Après un score historique de quasi 18% lors de la Présidentielle, et alors que Marine Le Pen est arrivée en tête ou 2ème au premier tour dans 116 circonscriptions, le nombre de circonscriptions dans lesquelles le Rassemblement Bleu Marine pourra se maintenir est une des clés du scrutin. 

 

Un objectif et un enjeu pour le FN, une angoisse pour l’UMP appelée à se prononcer en cas de duel, menacée de perdre dans l’hypothèse de triangulaires. Tout dépendra évidemment du niveau de participation et du niveau du FN lui-même qui, jusqu’à présent, a toujours subi une décote entre les scores enregistrés aux Présidentielles puis Législatives, même si son ampleur semble cette fois-ci assez limitée dans les sondages d’intentions de vote.

 

-        39,6 / 55,5: le rapport de force gauche/droite à l’issue des élections législatives de 2007. Sachant que 4 scrutins législatifs se sont déroulés de façon identique dans la foulée de l’élection présidentielle. 2 en ont amplifié le score: en 1981 (55,7/43,2) et 2002 (39,9/57,8), 2 en ont rectifié le score : en 1988 (49,1/50,5) et dans une moindre mesure en 2007 (39/51,3).
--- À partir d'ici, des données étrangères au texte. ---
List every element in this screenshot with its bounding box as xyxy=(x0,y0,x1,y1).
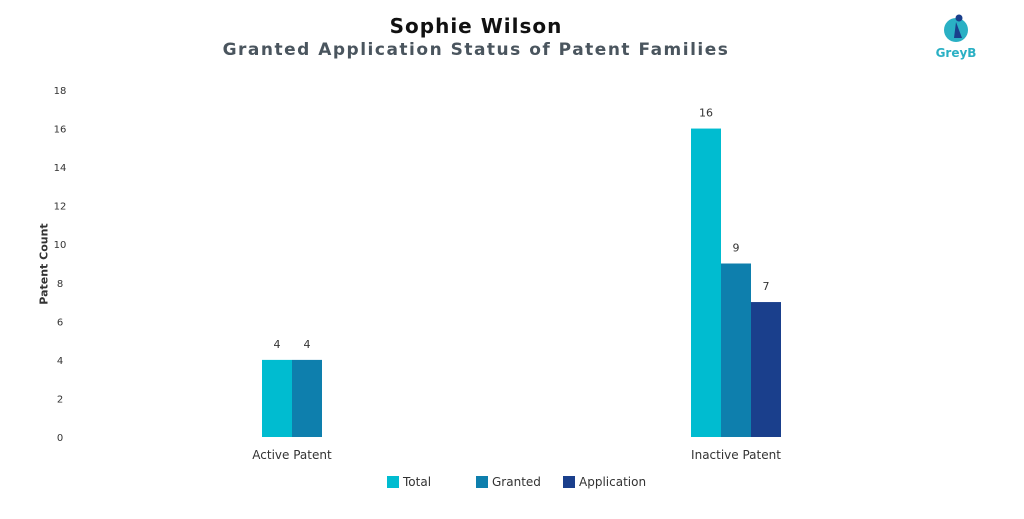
chart-subtitle: Granted Application Status of Patent Fam… xyxy=(222,40,730,60)
y-tick-label: 14 xyxy=(54,163,67,174)
legend-swatch xyxy=(476,476,488,488)
data-label: 9 xyxy=(733,242,740,255)
y-tick-label: 8 xyxy=(57,279,63,290)
legend-swatch xyxy=(563,476,575,488)
x-axis-labels: Active Patent Inactive Patent xyxy=(252,448,781,462)
logo-text: GreyB xyxy=(935,46,977,60)
data-label: 4 xyxy=(304,338,311,351)
bar-total-0 xyxy=(262,359,292,437)
bars: 4 4 16 9 7 xyxy=(262,107,781,438)
x-tick-label: Active Patent xyxy=(252,448,332,462)
x-tick-label: Inactive Patent xyxy=(691,448,781,462)
legend-label: Granted xyxy=(492,475,541,489)
y-tick-label: 16 xyxy=(54,125,67,136)
legend-swatch xyxy=(387,476,399,488)
chart-title: Sophie Wilson xyxy=(389,14,563,38)
y-tick-label: 10 xyxy=(54,240,67,251)
legend-label: Total xyxy=(403,475,432,489)
y-axis-ticks: 0 2 4 6 8 10 12 14 16 18 xyxy=(54,86,67,444)
greyb-logo: GreyB xyxy=(932,12,980,62)
legend-item-application: Application xyxy=(563,475,646,489)
y-tick-label: 18 xyxy=(54,86,67,97)
y-tick-label: 4 xyxy=(57,356,63,367)
bar-application-1 xyxy=(751,302,781,437)
bar-granted-0 xyxy=(292,359,322,437)
data-label: 16 xyxy=(699,107,713,120)
y-tick-label: 0 xyxy=(57,433,63,444)
data-label: 4 xyxy=(274,338,281,351)
legend-label: Application xyxy=(579,475,647,489)
legend-item-granted: Granted xyxy=(476,475,541,489)
y-tick-label: 12 xyxy=(54,202,67,213)
y-tick-label: 2 xyxy=(57,394,63,405)
legend-item-total: Total xyxy=(387,475,431,489)
y-tick-label: 6 xyxy=(57,317,63,328)
bar-granted-1 xyxy=(721,263,751,437)
data-label: 7 xyxy=(763,280,770,293)
bar-total-1 xyxy=(691,128,721,438)
greyb-logo-icon xyxy=(944,14,968,42)
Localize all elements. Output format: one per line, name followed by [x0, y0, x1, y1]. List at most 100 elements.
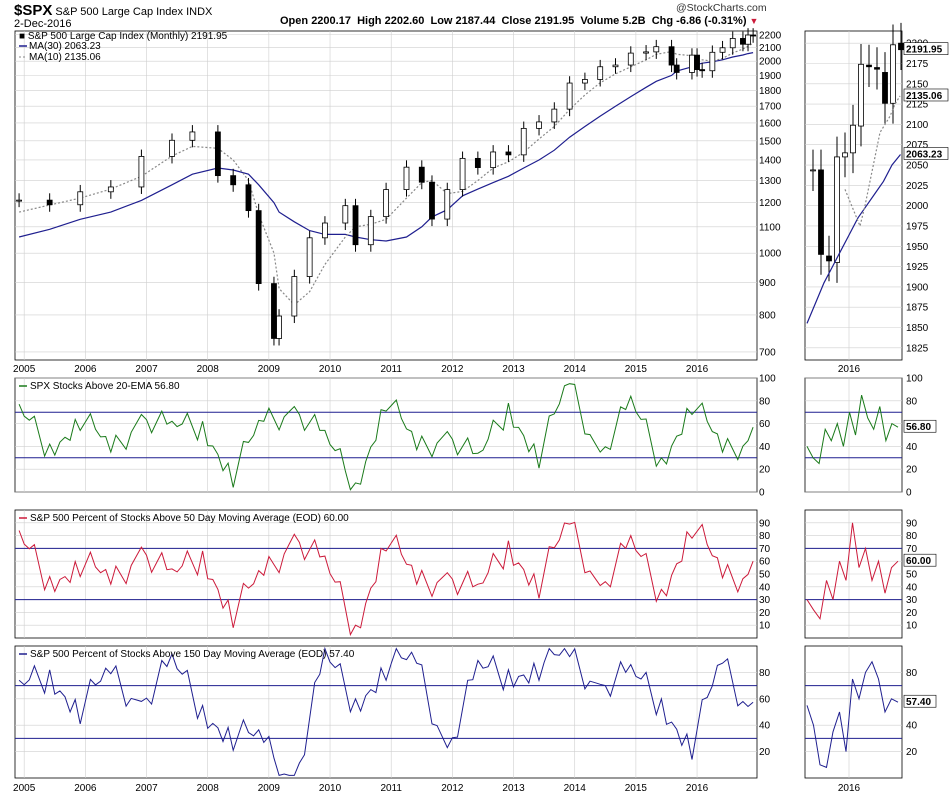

Aucun en tous cas n’est venu infirmer le choix fait par les Français quelques semaines auparavant. 

 

-        289 sièges: la majorité absolue. Si ce scrutin vient, comme semblent l’indiquer les intentions de vote, confirmer le résultat de la Présidentielle, ce chiffre sera central. Le PS atteindra-t-il seul cette majorité absolue? avec EELV? avec le Front de gauche? De cela dépendront la qualification de la victoire de même que les marges de manœuvre pour ensuite gouverner. En face, cette donnée contribuera également à la ligne et à la cohésion de la droite.

 

-        381: le nombre de députés dont la gauche a besoin pour détenir les 2/3 du Congrès (Assemblée Nationale et Sénat) : un seuil déterminant pour lui permettre de faire passer des réformes constitutionnelles (comme par exemple le vote des étrangers aux élections municipales).

 

-        15: le nombre de députés nécessaire pour décrocher un groupe parlementaire. Objectif réaliste pour les Verts et le Front de gauche. Possible pour le Nouveau Centre et les Radicaux. Peu probable pour le FN et le Modem.

 

-        3 : élus Modem en 2007. Combien en 2012 ? les pronostics ne sont pas bons et le suspense demeure y compris pour François Bayrou dans les Pyrénées Atlantiques où il aura pour la première fois contre lui à la fois une socialiste et un UMP.

 

-        24 : les ministres candidats sur 34 membres au Gouvernement en plus du Premier ministre lui-même. Certains jouent gros car les perdants devront démissionner. 5 sont particulièrement en danger : Aurélie Filippetti, Stéphane Le Foll, Kader Arif, Marie-Arlette Carlotti et Sylvia Pinel.

 

-        100 : une centaine de circonscriptions où se présentent des personnalités politiques de premier plan qui jouent une partie de leur destin national. A droite, leur victoire ou défaite comptera aussi dans la coloration de l’éventuelle opposition à venir. C’est notamment le cas de Laurent Wauquiez, Xavier Bertrand, NKM, Rama Yade, Claude Guéant, Henri Guaino ou encore Jean-François Copé qui, à l’heure qu’il est, ne sont pas assurés de l’emporter.

 

L’issue du duel Marine Le Pen / Jean-Luc Mélenchon sera elle aussi déterminante.

 

-        1% des voix dans 50 circonscriptions : seuil d'accès à la "première fraction" du financement public pour cinq ans, ce qui en fait un enjeu important pour une quarantaine de petits partis comme, par exemple, ceux de Nicolas Dupont-Aignan, Christine Boutin, Jean-Louis Borloo, ou encore Cap21, le MEI et le tout nouveau Parti Pirate.